Sheffield Doc/Fest Review: Hooligan Sparrow


China has a population of well over a billion people. However, it’s highly likely that you or I know much more about what’s going on in the country than those actually living there. Despite relaxing restrictions in the new global climate, China is very much a nation under censorship. Corruption is rife amongst government officials and within the police, whilst the state controls the media. Ye Haiyan (aka Hooligan Sparrow) is an outspoken campaigner for women’s and children’s rights.

Nanfu Wang is a young filmmaker who returns to her native China after studying in America for two years.
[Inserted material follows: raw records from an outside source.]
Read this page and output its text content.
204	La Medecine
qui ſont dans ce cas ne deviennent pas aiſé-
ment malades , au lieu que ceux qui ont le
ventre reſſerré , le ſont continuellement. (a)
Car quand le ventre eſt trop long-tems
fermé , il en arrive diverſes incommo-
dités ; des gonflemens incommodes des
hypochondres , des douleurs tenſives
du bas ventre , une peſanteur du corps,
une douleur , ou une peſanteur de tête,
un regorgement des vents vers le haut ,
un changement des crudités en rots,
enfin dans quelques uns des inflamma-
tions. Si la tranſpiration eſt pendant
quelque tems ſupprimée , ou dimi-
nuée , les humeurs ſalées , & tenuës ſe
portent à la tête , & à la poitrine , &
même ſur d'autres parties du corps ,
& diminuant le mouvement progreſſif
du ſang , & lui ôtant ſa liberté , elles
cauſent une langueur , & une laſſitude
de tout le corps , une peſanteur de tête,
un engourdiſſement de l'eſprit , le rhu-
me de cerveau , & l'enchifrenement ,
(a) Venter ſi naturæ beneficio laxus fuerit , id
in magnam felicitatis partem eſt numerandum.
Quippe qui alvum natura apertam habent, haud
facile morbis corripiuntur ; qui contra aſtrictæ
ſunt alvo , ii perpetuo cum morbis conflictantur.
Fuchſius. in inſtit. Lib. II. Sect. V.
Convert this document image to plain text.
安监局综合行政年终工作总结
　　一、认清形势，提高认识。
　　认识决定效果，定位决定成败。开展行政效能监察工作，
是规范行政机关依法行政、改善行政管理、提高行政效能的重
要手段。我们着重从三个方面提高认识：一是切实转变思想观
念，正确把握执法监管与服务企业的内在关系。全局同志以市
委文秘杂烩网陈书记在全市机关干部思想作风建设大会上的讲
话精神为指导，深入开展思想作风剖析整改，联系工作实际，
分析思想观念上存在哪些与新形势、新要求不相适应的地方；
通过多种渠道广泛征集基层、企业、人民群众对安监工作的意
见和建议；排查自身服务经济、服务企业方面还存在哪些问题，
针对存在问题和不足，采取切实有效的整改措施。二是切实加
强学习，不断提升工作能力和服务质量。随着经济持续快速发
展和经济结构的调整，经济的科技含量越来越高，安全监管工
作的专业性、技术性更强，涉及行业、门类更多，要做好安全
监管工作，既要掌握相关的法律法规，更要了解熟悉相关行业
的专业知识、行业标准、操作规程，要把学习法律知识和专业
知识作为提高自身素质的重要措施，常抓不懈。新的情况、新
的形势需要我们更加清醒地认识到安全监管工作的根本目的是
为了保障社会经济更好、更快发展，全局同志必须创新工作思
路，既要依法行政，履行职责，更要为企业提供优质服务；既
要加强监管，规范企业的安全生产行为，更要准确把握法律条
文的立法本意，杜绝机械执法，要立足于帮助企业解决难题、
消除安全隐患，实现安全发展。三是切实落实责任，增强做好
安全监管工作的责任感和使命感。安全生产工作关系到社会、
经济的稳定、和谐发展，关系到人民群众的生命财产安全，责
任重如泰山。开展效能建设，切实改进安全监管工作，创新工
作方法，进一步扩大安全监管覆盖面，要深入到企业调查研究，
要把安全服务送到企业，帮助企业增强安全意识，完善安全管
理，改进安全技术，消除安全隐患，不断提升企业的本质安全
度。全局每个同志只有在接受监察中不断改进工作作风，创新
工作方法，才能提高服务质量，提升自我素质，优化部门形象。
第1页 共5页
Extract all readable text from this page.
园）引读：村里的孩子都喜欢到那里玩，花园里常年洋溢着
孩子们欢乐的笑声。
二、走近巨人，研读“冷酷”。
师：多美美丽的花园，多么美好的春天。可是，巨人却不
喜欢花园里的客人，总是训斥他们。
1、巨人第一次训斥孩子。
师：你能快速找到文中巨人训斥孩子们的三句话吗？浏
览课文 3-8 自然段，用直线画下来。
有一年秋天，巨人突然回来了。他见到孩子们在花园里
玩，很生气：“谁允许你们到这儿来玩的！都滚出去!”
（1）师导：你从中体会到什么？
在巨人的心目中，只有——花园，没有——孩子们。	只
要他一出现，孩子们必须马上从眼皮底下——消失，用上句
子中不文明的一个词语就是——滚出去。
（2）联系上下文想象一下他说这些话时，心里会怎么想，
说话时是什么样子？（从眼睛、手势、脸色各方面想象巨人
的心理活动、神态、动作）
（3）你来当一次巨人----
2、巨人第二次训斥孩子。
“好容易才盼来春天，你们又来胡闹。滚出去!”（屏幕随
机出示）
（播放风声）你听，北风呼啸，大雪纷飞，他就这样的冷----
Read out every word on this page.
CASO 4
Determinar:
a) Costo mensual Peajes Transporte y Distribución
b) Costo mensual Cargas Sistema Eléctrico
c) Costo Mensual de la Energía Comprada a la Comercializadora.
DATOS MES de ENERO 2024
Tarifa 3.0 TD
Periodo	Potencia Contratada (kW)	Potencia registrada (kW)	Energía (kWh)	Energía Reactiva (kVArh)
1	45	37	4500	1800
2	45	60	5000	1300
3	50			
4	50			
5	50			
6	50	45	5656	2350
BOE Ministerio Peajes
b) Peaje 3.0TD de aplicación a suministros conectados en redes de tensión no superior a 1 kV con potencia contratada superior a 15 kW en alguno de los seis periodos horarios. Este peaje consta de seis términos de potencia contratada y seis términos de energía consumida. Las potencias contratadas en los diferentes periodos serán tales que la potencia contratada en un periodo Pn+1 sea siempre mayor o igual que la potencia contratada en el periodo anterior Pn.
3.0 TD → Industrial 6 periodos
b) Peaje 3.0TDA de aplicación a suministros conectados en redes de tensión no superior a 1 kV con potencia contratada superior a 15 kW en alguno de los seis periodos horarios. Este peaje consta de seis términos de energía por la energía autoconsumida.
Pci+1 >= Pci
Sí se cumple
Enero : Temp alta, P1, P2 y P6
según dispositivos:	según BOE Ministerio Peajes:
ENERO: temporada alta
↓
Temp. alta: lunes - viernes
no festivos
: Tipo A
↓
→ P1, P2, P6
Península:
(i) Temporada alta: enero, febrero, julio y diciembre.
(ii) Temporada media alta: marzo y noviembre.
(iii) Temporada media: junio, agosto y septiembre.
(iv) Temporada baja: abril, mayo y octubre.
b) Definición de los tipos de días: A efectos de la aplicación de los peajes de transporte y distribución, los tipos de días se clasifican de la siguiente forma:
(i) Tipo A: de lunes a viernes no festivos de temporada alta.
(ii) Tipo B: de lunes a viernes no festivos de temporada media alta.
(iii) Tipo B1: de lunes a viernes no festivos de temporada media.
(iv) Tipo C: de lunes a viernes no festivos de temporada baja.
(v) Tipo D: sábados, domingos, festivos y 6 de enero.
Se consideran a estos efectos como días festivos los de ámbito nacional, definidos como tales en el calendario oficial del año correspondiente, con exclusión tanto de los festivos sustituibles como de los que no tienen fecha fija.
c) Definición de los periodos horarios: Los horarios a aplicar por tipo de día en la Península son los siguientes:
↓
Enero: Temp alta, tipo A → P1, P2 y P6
Not having the basis of a film in mind before she started shooting, she joins Sparrow and a group of intrepid campaigners as they travel to Hainan Province in southern China to protest the case of six elementary school girls who were sexually abused by their principal. This starts a chain of events which leads to them becomingly increasingly targeted by gangs of government sponsored thugs.

Hooligan Sparrow is brave and courageous filmmaking, especially for a debut feature. Wang herself became a target of the authorities and the film had to be smuggled out of the country. It’s a film which really needs to be seen in China; a country where women’s and children’s rights exist on paper alone. Hooligan Sparrow is activist filmmaking at its best and highlights the government’s continuing crackdown on those who try and protect human rights in China.